How to Help Close the Gender Pay Gap by Promoting Gender Equality
The gender pay gap is a persistent and intricate issue that is gaining more and more attention in recent years. Globally, men earn on average 20% more than women, and in the UK the ONS determined the gap currently stands at 15.5%. Although different countries, companies and organisations take various actions to close these gaps, in 2018 the World Economic Forum predicted that at the current pace the global pay gap will take 202 years to eradicate. The disproportionate impact of the Covid-19 pandemic on women, and especially BAME women and LGBTQ, are posing additional challenges to this matter.
The statistical nature of the topic, the reality of clear numbers, forces us to have difficult conversations. This discussion ilumnate not just the cases of equal pay discrimination where a woman and a man are paid differently for the same work or for work of equal value, but more importantly it require us to talk about the social structures and norms that lead to indirect discrimination and ongoing disparities in income, and in some case bonuses, between men and women both on local and international levels.
And it is the later discussion, I believe, that will lead us to the solution. Closing the gender pay gap will require us to adopt a wider approach, move from reactivity to proactivity and promote gender equality. In other words, closing the gender pay gap requires closing the gender gap.
In order to know what kind of gender pay gap policies we need to put in place, let’s first talk about the main reasons for the gender pay gap and then explore what active steps companies and organisations can take to ensure significant advancement towards pay equality.
At Gender Rise, we see the gender pay gap as steaming from two key issues. The first being that men occupy the majority of senior positions in companies and organisations, therefore their high salaries are tilting the gender pay divide in their favor. And Second, the socialisation towards gendered professions and the fact that professions that are mostly occupied by women such as teaching, administration, care and retail, often are compensated with lower salaries, in comparison to occupation in the STEM and finance professions, who have higher salaries and are mostly occupied by men. These two key factors are then influenced by two additional issues – part-time positions and bonuses, creating a matrix of which, more often than not, women occupy the lower rank, lower paid, part time positions, and the receivers of significantly lower work bonuses.

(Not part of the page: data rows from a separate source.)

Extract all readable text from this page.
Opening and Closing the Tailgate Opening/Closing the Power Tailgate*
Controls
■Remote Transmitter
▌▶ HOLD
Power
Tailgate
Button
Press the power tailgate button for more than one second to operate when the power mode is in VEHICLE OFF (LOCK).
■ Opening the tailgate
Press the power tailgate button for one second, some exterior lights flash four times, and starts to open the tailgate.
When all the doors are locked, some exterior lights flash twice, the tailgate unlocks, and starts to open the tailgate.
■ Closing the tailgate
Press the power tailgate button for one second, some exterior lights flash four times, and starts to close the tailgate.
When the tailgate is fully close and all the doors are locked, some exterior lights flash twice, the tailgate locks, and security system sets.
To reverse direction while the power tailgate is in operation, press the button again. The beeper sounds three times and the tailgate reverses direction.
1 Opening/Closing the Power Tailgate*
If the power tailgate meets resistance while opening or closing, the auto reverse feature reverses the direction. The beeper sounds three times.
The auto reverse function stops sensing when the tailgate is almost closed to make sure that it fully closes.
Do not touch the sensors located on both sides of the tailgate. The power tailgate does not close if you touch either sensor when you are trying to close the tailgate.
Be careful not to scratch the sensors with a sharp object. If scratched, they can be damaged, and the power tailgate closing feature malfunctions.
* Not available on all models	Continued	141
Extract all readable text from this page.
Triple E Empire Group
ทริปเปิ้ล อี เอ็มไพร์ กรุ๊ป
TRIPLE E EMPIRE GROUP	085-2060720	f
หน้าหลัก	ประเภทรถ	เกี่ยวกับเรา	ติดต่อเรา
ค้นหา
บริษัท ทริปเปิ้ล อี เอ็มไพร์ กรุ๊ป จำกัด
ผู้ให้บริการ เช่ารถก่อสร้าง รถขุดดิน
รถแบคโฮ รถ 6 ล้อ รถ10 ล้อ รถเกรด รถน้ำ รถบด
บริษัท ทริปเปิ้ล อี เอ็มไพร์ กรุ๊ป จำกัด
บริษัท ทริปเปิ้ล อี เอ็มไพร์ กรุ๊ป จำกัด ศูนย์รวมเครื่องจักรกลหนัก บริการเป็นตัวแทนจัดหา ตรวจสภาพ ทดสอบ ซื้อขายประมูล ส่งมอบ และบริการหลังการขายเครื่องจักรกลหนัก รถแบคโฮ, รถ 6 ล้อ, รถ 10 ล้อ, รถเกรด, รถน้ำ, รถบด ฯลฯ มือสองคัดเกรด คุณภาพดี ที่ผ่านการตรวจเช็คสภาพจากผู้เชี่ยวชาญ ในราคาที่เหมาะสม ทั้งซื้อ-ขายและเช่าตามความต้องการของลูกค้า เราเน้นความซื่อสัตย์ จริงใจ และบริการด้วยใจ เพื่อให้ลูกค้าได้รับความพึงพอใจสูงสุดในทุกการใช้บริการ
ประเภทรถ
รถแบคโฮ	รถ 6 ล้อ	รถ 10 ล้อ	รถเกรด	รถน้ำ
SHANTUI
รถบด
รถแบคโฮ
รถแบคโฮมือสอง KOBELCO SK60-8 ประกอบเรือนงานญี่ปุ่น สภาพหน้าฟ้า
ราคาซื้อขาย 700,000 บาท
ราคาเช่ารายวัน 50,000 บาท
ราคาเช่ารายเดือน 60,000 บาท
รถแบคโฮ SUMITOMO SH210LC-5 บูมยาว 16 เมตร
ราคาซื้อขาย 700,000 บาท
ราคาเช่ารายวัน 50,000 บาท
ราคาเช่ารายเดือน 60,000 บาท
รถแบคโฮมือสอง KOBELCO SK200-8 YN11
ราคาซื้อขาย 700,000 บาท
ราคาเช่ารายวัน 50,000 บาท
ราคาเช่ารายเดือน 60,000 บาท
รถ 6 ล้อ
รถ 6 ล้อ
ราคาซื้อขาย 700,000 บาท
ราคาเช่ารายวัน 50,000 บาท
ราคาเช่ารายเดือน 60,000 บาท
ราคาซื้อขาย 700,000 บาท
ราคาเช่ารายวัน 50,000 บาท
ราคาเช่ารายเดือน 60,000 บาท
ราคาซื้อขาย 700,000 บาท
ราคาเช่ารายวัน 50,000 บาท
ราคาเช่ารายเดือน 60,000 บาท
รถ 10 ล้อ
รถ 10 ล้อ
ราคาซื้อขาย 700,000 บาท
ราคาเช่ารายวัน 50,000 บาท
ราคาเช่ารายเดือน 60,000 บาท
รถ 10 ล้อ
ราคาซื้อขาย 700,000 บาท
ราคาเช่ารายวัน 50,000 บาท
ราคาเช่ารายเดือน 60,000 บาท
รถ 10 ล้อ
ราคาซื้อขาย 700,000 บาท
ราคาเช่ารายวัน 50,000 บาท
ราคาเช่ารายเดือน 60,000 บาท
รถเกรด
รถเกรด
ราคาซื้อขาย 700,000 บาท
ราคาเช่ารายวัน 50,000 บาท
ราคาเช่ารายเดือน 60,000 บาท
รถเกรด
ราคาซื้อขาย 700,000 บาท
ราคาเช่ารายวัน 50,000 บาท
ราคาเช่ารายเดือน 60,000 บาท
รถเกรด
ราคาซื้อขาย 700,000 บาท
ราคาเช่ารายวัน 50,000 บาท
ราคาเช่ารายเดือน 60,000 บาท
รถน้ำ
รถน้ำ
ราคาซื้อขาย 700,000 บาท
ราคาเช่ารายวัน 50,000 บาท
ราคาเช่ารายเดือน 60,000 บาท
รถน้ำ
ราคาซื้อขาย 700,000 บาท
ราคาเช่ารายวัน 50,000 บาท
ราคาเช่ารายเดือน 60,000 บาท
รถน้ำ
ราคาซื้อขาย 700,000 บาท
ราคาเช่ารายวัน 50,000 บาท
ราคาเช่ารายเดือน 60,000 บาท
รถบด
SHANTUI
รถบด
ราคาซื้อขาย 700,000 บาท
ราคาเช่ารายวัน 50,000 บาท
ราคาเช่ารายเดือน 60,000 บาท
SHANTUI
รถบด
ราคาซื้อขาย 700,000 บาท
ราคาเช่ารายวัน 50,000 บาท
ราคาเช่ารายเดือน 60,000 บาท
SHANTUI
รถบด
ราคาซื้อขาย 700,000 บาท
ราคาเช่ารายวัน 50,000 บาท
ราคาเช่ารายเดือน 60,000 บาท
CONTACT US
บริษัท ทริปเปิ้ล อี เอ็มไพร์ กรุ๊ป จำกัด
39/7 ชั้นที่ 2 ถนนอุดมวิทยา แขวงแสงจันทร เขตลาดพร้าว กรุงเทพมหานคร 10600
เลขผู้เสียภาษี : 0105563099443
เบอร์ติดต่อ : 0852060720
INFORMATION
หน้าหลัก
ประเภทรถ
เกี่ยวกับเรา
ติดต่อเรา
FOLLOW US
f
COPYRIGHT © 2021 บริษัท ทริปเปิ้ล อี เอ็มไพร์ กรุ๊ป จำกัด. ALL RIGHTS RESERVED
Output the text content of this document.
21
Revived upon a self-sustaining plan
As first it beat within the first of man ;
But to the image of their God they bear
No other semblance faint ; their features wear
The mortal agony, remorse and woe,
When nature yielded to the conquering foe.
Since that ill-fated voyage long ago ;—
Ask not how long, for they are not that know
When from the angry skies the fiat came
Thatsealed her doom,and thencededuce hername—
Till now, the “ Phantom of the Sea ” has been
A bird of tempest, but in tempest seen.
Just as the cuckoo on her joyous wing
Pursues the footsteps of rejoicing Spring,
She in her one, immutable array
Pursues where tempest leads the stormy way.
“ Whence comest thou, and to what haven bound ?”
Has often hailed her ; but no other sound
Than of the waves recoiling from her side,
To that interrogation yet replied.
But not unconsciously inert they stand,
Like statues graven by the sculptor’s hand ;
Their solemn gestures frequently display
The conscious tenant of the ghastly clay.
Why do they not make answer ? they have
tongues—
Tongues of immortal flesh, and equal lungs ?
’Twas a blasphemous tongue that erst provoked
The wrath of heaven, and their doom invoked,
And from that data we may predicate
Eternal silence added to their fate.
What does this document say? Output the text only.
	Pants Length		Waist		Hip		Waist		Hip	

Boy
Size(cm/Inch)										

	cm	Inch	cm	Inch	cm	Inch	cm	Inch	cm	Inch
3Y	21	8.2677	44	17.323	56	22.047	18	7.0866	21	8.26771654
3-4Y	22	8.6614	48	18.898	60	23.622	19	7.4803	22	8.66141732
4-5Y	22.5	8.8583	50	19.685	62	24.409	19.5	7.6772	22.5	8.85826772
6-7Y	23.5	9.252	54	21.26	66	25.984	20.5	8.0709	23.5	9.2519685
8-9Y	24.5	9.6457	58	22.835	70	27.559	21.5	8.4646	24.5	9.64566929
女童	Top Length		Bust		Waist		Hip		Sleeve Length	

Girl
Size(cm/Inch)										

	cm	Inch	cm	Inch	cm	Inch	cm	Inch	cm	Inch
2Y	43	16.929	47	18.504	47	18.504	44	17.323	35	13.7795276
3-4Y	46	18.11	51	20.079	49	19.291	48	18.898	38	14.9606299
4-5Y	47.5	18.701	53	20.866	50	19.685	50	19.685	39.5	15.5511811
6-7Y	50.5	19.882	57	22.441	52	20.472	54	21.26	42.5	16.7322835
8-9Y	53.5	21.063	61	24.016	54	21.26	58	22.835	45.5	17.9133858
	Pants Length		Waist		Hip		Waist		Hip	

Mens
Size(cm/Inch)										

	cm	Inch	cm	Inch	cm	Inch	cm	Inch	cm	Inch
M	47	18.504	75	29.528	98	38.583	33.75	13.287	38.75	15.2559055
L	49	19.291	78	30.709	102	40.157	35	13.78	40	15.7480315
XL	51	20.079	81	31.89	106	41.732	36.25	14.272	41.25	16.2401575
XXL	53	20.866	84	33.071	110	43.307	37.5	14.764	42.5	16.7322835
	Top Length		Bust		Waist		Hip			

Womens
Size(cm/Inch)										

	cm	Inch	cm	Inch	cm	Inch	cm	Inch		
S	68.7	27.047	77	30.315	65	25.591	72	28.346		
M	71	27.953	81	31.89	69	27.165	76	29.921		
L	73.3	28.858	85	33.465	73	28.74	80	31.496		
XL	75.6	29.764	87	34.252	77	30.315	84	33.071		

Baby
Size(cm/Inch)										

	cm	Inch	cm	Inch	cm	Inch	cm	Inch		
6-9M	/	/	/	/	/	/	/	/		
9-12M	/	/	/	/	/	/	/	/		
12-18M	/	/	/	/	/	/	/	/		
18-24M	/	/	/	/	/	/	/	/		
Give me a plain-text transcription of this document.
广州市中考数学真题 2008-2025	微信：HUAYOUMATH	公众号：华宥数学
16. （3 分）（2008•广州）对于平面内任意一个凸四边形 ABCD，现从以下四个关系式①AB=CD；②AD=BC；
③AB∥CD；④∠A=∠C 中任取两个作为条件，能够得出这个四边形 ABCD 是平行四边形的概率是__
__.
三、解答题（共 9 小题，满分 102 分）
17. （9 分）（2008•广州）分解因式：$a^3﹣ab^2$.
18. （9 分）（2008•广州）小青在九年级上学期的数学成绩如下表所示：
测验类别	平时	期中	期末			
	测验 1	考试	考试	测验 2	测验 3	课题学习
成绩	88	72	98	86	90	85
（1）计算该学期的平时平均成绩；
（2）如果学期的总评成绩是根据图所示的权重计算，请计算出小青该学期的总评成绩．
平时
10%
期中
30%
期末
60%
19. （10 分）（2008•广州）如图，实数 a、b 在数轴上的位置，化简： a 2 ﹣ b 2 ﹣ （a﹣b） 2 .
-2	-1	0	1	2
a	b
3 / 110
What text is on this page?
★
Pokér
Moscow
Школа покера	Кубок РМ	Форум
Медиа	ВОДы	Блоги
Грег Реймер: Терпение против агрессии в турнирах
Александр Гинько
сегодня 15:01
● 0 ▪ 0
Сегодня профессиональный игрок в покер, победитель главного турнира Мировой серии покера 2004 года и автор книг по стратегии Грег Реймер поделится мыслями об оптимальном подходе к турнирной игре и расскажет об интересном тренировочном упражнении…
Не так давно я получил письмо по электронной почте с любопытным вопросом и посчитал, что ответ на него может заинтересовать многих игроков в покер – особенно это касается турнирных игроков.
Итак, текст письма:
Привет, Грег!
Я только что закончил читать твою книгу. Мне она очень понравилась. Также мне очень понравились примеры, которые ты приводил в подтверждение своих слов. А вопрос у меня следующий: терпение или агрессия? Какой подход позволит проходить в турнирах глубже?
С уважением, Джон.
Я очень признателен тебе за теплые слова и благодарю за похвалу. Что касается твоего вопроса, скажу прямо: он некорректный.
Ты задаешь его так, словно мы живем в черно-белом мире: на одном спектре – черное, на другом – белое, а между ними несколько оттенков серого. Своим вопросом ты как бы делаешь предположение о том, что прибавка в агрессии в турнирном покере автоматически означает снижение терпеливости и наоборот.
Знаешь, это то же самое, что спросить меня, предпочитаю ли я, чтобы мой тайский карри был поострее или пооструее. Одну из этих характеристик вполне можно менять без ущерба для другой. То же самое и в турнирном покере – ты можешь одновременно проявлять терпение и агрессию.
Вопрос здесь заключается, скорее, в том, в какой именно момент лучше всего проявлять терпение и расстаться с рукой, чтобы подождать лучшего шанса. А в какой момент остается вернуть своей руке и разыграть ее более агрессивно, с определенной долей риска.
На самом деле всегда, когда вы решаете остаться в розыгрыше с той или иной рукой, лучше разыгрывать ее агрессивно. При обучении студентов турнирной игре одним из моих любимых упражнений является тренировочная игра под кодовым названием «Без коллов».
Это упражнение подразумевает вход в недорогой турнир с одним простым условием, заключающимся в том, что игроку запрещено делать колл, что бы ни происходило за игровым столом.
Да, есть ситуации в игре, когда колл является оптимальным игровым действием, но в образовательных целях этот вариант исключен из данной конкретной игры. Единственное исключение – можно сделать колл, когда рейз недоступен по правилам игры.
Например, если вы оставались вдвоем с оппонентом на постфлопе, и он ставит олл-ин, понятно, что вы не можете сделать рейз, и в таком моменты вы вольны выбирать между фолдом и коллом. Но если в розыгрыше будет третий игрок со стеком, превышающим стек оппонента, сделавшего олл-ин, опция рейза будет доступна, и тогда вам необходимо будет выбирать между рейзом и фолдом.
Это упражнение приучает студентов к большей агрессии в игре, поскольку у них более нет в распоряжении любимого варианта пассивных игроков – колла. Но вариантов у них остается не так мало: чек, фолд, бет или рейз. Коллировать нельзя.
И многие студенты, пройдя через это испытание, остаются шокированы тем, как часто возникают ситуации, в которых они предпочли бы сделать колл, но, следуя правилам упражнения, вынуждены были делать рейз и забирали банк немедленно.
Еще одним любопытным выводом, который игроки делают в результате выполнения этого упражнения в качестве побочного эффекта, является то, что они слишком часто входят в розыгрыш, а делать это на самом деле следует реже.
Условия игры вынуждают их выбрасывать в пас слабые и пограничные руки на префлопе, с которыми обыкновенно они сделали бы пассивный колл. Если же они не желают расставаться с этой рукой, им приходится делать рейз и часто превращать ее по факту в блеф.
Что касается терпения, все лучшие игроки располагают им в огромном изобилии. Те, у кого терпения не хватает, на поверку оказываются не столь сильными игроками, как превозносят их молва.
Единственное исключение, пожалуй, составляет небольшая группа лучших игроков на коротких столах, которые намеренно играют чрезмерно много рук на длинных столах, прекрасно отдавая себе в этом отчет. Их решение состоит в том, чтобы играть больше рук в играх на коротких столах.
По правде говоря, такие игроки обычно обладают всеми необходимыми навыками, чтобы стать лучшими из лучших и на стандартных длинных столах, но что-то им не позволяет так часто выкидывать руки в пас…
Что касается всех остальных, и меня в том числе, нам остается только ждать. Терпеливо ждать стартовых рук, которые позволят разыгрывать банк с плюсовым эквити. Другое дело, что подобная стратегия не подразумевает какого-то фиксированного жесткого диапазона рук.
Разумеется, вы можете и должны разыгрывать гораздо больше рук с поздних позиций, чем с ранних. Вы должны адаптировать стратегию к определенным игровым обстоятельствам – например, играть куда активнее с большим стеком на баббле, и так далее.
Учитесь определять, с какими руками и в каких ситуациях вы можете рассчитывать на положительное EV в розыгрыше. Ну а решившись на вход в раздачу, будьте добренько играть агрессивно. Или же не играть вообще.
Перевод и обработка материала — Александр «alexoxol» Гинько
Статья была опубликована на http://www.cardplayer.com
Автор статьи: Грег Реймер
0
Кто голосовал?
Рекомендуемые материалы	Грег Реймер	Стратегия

As a result, policies to reduce gender pay gap can focus on hiring and promoting more women to senior positions, and invest in encouraging young women to study and maintain careers in the STEM and finance professions (as well as incentivising young men to do the opposite). In order to do so, we need to break down and analyse the gendered power dynamics that are preventing women from doing so at equal rate.
The three key issues that are preventing women from advancing their career and reaching senior positions are care responsibilities, gender based biases and sexual and other gender-based harassment, especially in the STEM professions.
To address care responsibilities, company policies can focus on encouraging men to be equal carers for their children and create flexible senior part time and job share positions to support both men and women who are parents to young children or caring for an elderly family member.
To address biases against women, companies can standardise their promotion and recruiting processes, by for example administering a gender quota for final candidates, ensuring gender balanced interview panels, conduct bias training on this topic and have a clear set of questions to ask all interviewees.
To address sexual and other gender-based harassment, companies must adopt a zero tolerance approach with anonymous, and transparent reporting mechanisms adhering to international standards.
Finally, and most importantly, Gender Rise encourages and supports our clients in creating measurable gender goals to be able to evaluate, monitor, and celebrate progress. With regards to gender pay gap, companies can collect gender segregated data on recruitment, promotion, salaries, bonuses and sexual harassment so that progress is made and accountability is established. Our gender consultancy supports committed companies and organisations in closing their gender pay gap by becoming leaders of gender equality and diversity in their industry and beyond, and ensuring that this task takes much less than 202 years.